Rajd Nadwiślański okazał się wymagającą imprezą, z dużą ilością brudu na trasie. Po wykręceniu dwóch dobrych czasów na odcinkach specjalnych duet LP Rally Team, Łukasz Pieniążek i Ryszard Ciupka został zmuszony do wycofania się z rajdu.

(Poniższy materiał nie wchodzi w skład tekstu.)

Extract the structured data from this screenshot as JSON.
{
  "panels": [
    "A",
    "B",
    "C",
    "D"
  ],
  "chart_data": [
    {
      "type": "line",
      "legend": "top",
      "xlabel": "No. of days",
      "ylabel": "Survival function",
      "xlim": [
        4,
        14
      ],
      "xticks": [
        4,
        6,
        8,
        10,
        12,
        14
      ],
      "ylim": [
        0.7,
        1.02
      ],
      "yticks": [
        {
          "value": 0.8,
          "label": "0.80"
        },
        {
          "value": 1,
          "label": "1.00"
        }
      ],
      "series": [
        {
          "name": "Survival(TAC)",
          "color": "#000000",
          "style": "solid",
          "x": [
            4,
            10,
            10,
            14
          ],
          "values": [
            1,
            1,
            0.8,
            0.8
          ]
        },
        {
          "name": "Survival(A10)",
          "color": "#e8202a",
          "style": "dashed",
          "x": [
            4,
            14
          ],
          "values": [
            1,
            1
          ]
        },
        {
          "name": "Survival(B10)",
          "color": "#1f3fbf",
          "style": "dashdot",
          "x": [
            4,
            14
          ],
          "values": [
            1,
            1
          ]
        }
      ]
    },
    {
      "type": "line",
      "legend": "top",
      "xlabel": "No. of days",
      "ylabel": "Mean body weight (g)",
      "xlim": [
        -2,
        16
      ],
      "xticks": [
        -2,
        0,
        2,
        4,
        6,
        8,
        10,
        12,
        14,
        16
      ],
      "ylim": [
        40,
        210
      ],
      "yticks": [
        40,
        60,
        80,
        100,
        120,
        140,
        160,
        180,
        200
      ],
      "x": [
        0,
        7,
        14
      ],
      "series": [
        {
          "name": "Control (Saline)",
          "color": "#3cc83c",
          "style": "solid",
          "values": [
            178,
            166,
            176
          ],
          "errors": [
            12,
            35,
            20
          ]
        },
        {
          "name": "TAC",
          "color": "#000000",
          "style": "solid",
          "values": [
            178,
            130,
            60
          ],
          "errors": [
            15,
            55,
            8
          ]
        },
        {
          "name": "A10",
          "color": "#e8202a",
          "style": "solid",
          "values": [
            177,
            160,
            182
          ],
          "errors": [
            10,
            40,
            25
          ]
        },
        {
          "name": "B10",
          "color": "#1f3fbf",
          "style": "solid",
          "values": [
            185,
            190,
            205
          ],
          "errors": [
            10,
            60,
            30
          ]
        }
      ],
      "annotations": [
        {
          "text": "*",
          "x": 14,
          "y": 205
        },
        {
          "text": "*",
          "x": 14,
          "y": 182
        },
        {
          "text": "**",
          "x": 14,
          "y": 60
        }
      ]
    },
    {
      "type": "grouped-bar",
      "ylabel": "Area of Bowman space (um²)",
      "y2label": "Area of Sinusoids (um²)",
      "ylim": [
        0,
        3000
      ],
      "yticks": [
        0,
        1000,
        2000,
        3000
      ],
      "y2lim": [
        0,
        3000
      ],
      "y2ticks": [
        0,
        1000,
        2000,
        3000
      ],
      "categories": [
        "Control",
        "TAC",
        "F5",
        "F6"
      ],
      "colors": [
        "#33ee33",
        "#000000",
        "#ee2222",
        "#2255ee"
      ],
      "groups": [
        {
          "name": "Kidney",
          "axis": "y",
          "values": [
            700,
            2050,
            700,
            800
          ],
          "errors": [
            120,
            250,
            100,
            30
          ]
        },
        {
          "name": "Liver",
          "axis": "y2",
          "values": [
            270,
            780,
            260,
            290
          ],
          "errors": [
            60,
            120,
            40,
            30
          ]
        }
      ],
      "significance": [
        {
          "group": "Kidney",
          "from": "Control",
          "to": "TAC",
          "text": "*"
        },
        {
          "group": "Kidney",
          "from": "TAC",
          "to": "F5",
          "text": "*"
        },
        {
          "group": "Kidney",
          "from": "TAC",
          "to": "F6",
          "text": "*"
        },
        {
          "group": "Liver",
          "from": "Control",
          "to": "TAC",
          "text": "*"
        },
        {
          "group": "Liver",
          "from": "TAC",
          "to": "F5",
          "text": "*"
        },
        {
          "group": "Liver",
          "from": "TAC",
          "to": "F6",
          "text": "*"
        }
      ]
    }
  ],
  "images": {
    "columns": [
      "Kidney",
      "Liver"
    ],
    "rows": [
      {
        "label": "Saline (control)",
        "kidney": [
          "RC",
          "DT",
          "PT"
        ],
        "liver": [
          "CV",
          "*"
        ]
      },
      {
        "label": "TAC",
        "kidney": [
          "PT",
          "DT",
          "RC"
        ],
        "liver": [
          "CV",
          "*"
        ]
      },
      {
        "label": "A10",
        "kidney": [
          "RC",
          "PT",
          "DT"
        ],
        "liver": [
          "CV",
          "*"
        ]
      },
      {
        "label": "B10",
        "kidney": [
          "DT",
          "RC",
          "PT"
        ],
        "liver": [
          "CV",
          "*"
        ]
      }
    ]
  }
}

– Podczas Rajdu Nadwiślańskiego przeżyłem prawdziwy test wytrzymałości kierowcy rajdowego. Pod koniec drugiego odcinka specjalnego popełniłem błąd i uderzyliśmy w krawężnik, uszkadzając zawieszenie (pęknięty wahacz), a mimo tego ukończyliśmy próbę z piątym czasem – relacjonuje Pieniążek. – Po oględzinach samochodu podjąłem decyzję, że spróbujemy dojechać na strefę serwisową. Przed nami było kilkadziesiąt kilometrów „dojazdówki”, 15. kilometrowy oes i znów kilkadziesiąt kilometrów odcinka dojazdowego na planowany serwis. I tak, ze skrzywionym kołem, przejechaliśmy prawie 100 kilometrów!
Mimo kłopotów z samochodem załoga LP Rally Team wykręciła czwarty czas czwartym odcinku specjalnym. Po tankowaniu przed ostatnim oesem auto odmówiło jednak posłuszeństwa.